In comparisons of relative expenditure England comes out slightly higher than Wales but Scotland is significantly lower.  The explanation though appears to be a technical one in that management of capital in Scotland is more centralised.  In fact there is not a lot of difference between the three nations.  What differences there are appear to be due to costs of administration not of management and to be due to numbers of people not wage levels.

But there are differences which can be seen mostly to do with the costs of information used to drive the payments systems, which in England is DRG and activity based plus a bit of block funding.  So if we went back to very simple single payer funding with no competition for funding and centralised all capital management it appears that there could be savings of the order of 1% to 2% in hospital costs.  That is a lot less than £1bn in total even if it were possible.  In fact much of the information used to drive payments systems is used anyway and would be required so nothing like £1bn could be saved.

But in England there are also commissioning costs and system management and regulation costs.  Opinions vary about what we do in terms of planning if there is no market and about how much system management and regulation would still be needed.  But we could envisage savings from the £1.2bn spent by CCGs plus spending on CSUs, and much of the regulatory infrastructure.  Maybe £2bn in all.  But much of what is actually done within these bits of the NHS still has to be done somewhere. We do need to know how much various things cost and how variable outcomes are and we do need someone designing pathways and we do need some kind of oversight.

Anyway nothing even at the wildest extremes of what might be possible gets to savings of even one quarter of the claimed £10bn.  Still the mythical £10bn is so firmly entrenched the facts are unlikely to be of much use.

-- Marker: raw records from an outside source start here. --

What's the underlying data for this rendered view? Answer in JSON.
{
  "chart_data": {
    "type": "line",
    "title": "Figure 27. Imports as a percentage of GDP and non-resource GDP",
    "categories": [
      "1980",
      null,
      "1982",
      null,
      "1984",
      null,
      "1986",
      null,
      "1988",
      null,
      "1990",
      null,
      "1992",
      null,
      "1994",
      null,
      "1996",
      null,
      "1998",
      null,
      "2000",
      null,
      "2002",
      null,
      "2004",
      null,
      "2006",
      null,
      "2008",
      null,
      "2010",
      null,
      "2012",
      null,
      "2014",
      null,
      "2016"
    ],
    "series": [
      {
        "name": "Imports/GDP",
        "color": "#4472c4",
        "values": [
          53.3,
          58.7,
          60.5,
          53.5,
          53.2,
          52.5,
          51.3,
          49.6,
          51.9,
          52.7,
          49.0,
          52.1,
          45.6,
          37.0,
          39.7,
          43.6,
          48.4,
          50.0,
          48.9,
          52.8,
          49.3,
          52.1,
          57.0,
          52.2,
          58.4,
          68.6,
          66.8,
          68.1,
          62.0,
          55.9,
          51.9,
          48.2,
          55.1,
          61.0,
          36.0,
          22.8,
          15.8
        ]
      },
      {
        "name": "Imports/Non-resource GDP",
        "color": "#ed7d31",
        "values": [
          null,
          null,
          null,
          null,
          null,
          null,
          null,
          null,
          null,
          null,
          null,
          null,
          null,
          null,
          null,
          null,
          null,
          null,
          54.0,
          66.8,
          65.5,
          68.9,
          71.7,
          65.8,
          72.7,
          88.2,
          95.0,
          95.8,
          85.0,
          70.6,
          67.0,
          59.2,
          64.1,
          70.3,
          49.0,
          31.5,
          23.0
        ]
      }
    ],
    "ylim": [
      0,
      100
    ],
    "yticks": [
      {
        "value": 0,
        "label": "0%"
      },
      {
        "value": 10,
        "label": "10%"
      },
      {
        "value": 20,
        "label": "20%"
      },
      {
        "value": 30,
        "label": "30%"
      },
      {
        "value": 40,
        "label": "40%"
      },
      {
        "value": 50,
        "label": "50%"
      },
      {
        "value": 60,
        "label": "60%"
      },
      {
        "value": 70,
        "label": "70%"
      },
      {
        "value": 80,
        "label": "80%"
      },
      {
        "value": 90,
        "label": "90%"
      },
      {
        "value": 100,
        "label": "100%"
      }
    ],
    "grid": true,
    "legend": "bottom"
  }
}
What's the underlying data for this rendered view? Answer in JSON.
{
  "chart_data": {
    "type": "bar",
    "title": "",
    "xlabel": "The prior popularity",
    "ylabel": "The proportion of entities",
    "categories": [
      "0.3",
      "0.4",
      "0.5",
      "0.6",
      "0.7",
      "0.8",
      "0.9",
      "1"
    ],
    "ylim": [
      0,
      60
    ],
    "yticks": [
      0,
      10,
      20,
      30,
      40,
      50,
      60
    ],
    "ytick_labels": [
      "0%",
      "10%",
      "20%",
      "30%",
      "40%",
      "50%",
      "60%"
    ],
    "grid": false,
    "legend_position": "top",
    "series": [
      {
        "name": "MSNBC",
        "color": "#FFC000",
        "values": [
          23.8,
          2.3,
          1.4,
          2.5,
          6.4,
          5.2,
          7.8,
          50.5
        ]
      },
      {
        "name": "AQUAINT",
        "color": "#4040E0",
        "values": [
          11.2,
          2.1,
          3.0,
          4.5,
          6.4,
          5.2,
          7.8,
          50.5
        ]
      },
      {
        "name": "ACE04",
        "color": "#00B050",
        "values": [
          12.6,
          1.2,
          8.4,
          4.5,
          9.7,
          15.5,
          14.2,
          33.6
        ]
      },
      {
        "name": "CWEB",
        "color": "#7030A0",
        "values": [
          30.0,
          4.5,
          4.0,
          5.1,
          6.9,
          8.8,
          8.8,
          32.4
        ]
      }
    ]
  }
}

When the Health & Social Care Act is repealed and the competitive market is removed then there will be scope for savings but not of the order of £10bn.  Further savings could come from reducing the number of NHS organisations through consolidation, but merges and other transactions have a bad track record.  We can only “guesstimate” but this might over time be of the order of 1 – 2% of total English NHS expenditure, but there would be considerable transition costs to be met and neither change would be easy and consolidation would be contested!